Gilt schemes invest in government bonds, money market securities or some combination of these. They have medium to long-term maturities, typically of over one year and have moderate returns. Since the issuer is the central or state Governments, these funds have reduced risk of default and hence offer better protection of principal.
According to the central government’s Equity Linked Saving Schemes (ELSS) guideline, 1992 and the amendment in 1998, these schemes offer tax rebates to the investor under section 88 of the Income tax act, 1961. Under Section 88 of the I.T. Act, 1961, one gets a tax rebate of upto 20% of the amount contributed to ELSS schemes subject to a maximum investment of Rs. 10000/- within the allowable limit under section 88. Also these schemes generally diversify the equity risk by investing in a wider array of stocks across sectors.
Net assets is the total value of a fund's cash and securities less its liabilities or obligations. A portfolio could be a mixture of stocks, bonds, money market instruments and cash.
Depending on how many years the investor stays with the fund, some funds may charge different amount of loads to the investors- the longer the investor stays with the fund, lesser the amount of exit load charged to him. This is called the contingent deferred sales charge (CDSC) and contingent deferred sales load (CDSL).
The following can invest in RBI Bonds:
1. An individual in his or her name or on behalf of a minor, or jointly with one or more individuals.
2. A Hindu Undivided Family.
3. A Non-Resident Indian (without the right of repatriation of principal).
4. Government Promissory Notes can also be issued on anyone or survivor basis.
5. Bonds can be held by a minor with one or more major individual/s (including a minor).
There is no maximum limit for investment in the bonds. Application must be in multiples of Rs.1000/- subject to a minimum of Rs.1000/-.
The date of issue of the bonds in the form of Promissory Note/Bond Ledger Account will be the date of receipt of subscription in cash or the date of tender of draft or the date of realisation of the cheque as the case may be.
The period of holding of bonds is five years from the date of issue. The bonds shall be repayable on the expiration of 5 years from the date of their issue.

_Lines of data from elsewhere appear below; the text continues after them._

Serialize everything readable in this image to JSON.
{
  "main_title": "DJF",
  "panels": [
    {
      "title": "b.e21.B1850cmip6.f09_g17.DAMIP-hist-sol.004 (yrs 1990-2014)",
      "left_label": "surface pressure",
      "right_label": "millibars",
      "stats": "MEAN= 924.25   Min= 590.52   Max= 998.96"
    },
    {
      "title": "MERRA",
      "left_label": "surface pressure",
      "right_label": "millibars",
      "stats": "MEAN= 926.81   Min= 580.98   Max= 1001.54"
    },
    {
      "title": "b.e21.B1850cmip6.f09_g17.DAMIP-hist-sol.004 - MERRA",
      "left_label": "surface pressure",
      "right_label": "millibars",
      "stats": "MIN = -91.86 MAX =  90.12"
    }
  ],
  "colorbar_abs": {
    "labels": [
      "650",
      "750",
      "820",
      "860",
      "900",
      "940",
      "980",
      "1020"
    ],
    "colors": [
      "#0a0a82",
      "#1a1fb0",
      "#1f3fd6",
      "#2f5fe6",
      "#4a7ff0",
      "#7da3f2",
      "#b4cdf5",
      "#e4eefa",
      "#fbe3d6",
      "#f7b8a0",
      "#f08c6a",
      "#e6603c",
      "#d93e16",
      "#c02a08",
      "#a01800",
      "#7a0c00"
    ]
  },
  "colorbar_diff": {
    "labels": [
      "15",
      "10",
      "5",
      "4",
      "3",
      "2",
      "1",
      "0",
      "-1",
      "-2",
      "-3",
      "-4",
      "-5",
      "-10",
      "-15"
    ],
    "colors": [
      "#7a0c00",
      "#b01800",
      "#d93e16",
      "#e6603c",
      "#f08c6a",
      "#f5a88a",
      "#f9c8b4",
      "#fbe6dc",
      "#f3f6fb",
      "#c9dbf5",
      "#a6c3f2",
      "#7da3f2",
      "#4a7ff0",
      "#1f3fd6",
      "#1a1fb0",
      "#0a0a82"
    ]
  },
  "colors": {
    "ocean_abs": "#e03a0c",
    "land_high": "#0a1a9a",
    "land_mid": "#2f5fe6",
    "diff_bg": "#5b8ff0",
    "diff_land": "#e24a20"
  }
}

Premature encashment of the Bonds is not allowed. The Bonds will earn interest upto the date of redemption, if not redeemed on due date. Proceeds can be reinvested. The matured bonds in the form of Promissory Note/existing Stock Certificate will be tendered for reinvestment at Public Debt Offices of Reserve Bank of India only.
Income Tax : Interest on the bonds will be exempt from income tax under the Income Tax Act, 1961.
Wealth Tax : The bonds will be exempt from Wealth Tax under the Wealth Tax Act.